The Coal Men have never been about revolution. In fact, their music is as steeped in tradition as the Anytown, USAs the members grew up in. The sun rises and sets, a workday has come and gone, and leader Dave Coleman has probably written a song about something that happened to him or someone he knows. Dave, Justin Schipper, Dave Ray, and Jason Hitchcock (just call him Hitch) are The Coal Men, a group of best friends who have been playing Dave’s songs for a few years now. Lots of groups are friends, and even more groups have been playing together for a few years, but The Coal Men are unmistakably different. An effortless chemistry happens onstage, new songs often go from paper to finished form in a matter of minutes, and audiences in the middle Tennessee area (and beyond) have been consistently spellbound by the live shows that these four passionate 20-somethings put on. Dave Coleman still insists it’s all about a song, "Just write what you write, it's good if it's really you. I feel really confident about some songs just because I know that they're my real thoughts & feelings. When I get away from that, I starting feeling like it's not a part of me, then sing it like it's not a part of me. Just write real."
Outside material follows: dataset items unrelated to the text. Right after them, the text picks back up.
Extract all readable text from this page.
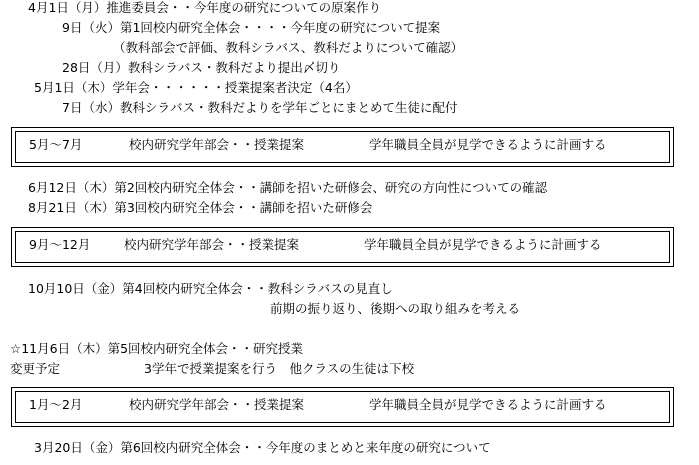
4月1日（月）推進委員会・・今年度の研究についての原案作り
9日（火）第1回校内研究全体会・・・・今年度の研究について提案
（教科部会で評価、教科シラバス、教科だよりについて確認）
28日（月）教科シラバス・教科だより提出〆切り
5月1日（木）学年会・・・・・・授業提案者決定（4名）
7日（水）教科シラバス・教科だよりを学年ごとにまとめて生徒に配付
5月～7月	校内研究学年部会・・授業提案	学年職員全員が見学できるように計画する
6月12日（木）第2回校内研究全体会・・講師を招いた研修会、研究の方向性についての確認
8月21日（木）第3回校内研究全体会・・講師を招いた研修会
9月～12月	校内研究学年部会・・授業提案	学年職員全員が見学できるように計画する
10月10日（金）第4回校内研究全体会・・教科シラバスの見直し
前期の振り返り、後期への取り組みを考える
☆11月6日（木）第5回校内研究全体会・・研究授業
変更予定	3学年で授業提案を行う　他クラスの生徒は下校
1月～2月	校内研究学年部会・・授業提案	学年職員全員が見学できるように計画する
3月20日（金）第6回校内研究全体会・・今年度のまとめと来年度の研究について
Accolades from the locals include glowing live reviews from Western Beat Monthly, being touted as a band on the verge of success numerous times by The Tennessean and being hailed as a "rising talent of left-of-center country" by The Nashville Scene. Duane Jarvis has even referred to Dave Coleman as "a young man with an old soul." The close ties to alt-country/roots rock monarchs like Duane Jarvis, Joy Lynn White (both of whom have enlisted members of The Coal Men as sidemen for international tours) and Jason White should speak for themselves. Coleman was recently signed to Acuff-Rose Music as a writer under the wing of BMI’s Songwriter of the Year 2000, Skip Ewing. Playing for festival crowds at last year’s "Dancing In The District", the frequent performances on Billy Block’s Western Beat at the legendary Exit/In, and headlining spots at the highly respected 12th & Porter venue have helped to advance this young band’s career over the past year. Being called the next big thing by the local press came as quite a compliment to a band so young and so close to its roots. It is by this twist that The Coal Men could be called revolutionary.
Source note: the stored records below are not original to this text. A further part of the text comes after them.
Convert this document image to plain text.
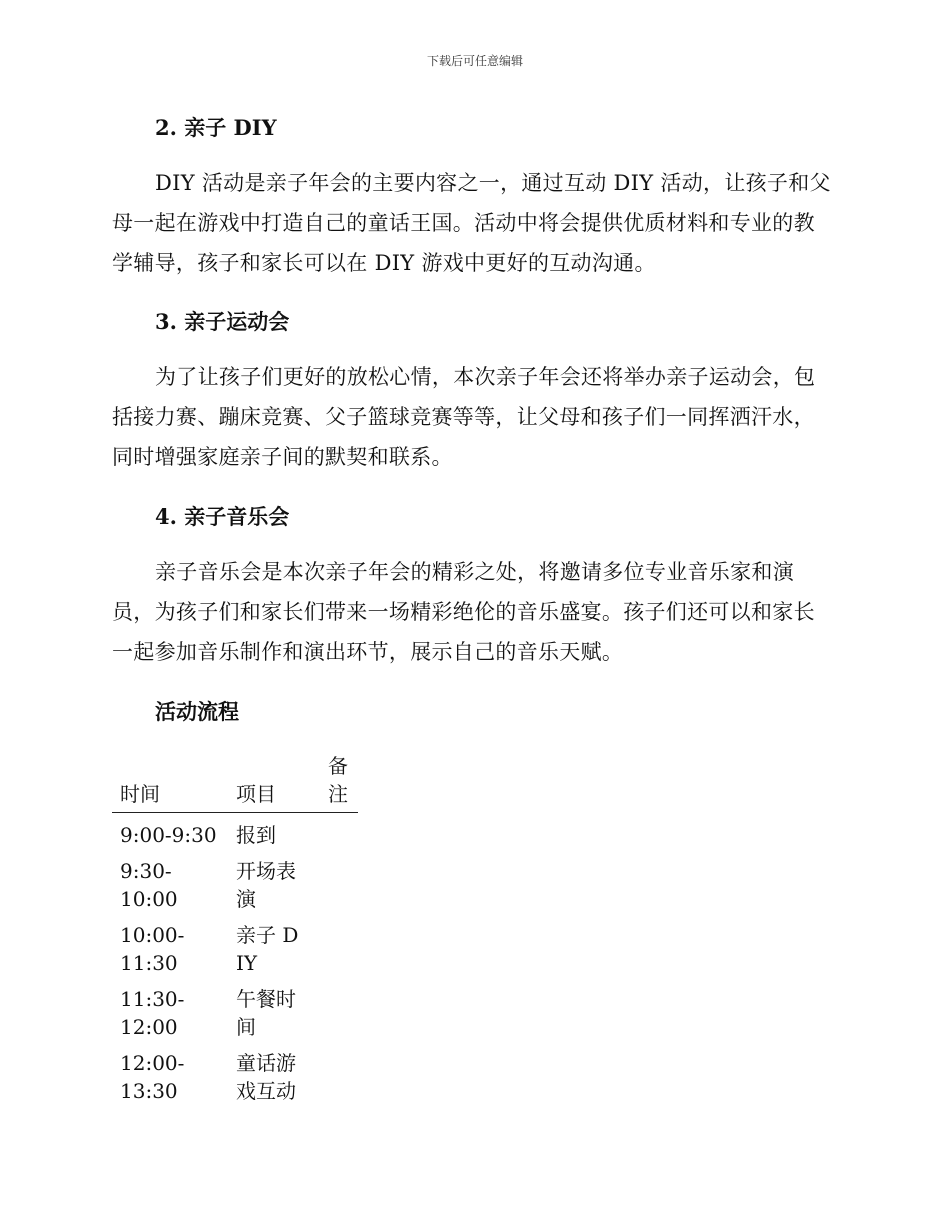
下载后可任意编辑
2. 亲子 DIY
DIY 活动是亲子年会的主要内容之一，通过互动 DIY 活动，让孩子和父母一起在游戏中打造自己的童话王国。活动中将会提供优质材料和专业的教学辅导，孩子和家长可以在 DIY 游戏中更好的互动沟通。
3. 亲子运动会
为了让孩子们更好的放松心情，本次亲子年会还将举办亲子运动会，包括接力赛、蹦床竞赛、父子篮球竞赛等等，让父母和孩子们一同挥洒汗水，同时增强家庭亲子间的默契和联系。
4. 亲子音乐会
亲子音乐会是本次亲子年会的精彩之处，将邀请多位专业音乐家和演员，为孩子们和家长们带来一场精彩绝伦的音乐盛宴。孩子们还可以和家长一起参加音乐制作和演出环节，展示自己的音乐天赋。
活动流程
时间	项目	备注

9:00-9:30	报到	

9:30-10:00	开场表演	

10:00-11:30	亲子 DIY	

11:30-12:00	午餐时间	

12:00-13:30	童话游戏互动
Four years and hundreds of songs down the road, the time finally came to put them down on record. The Fall and Winter of 2001 were spent either on the road or behind the walls of The Castle studio in Franklin, TN recording what could only be the stunning debut album. Out of the hundred or so songs that The Coal Men feel are strong enough to play live, the band and producer Steve Short had to choose the absolute best of those to put on the record. The result is a young, vibrant, classic first album from a seasoned live band. This record is bursting at the seams with audience favorites and recorded with an earthiness that exposes truth and emotion in every song. Short easily sums up what The Coal Men are all about, "The Coal Men remind people that music is not a formula, not a business, but rather a way of speaking to the human soul in a way that is not quantifiable through simple words. From the first time I heard them and still today, they remind me how music can so deeply touch a person on a basic level that you feel changed in that moment."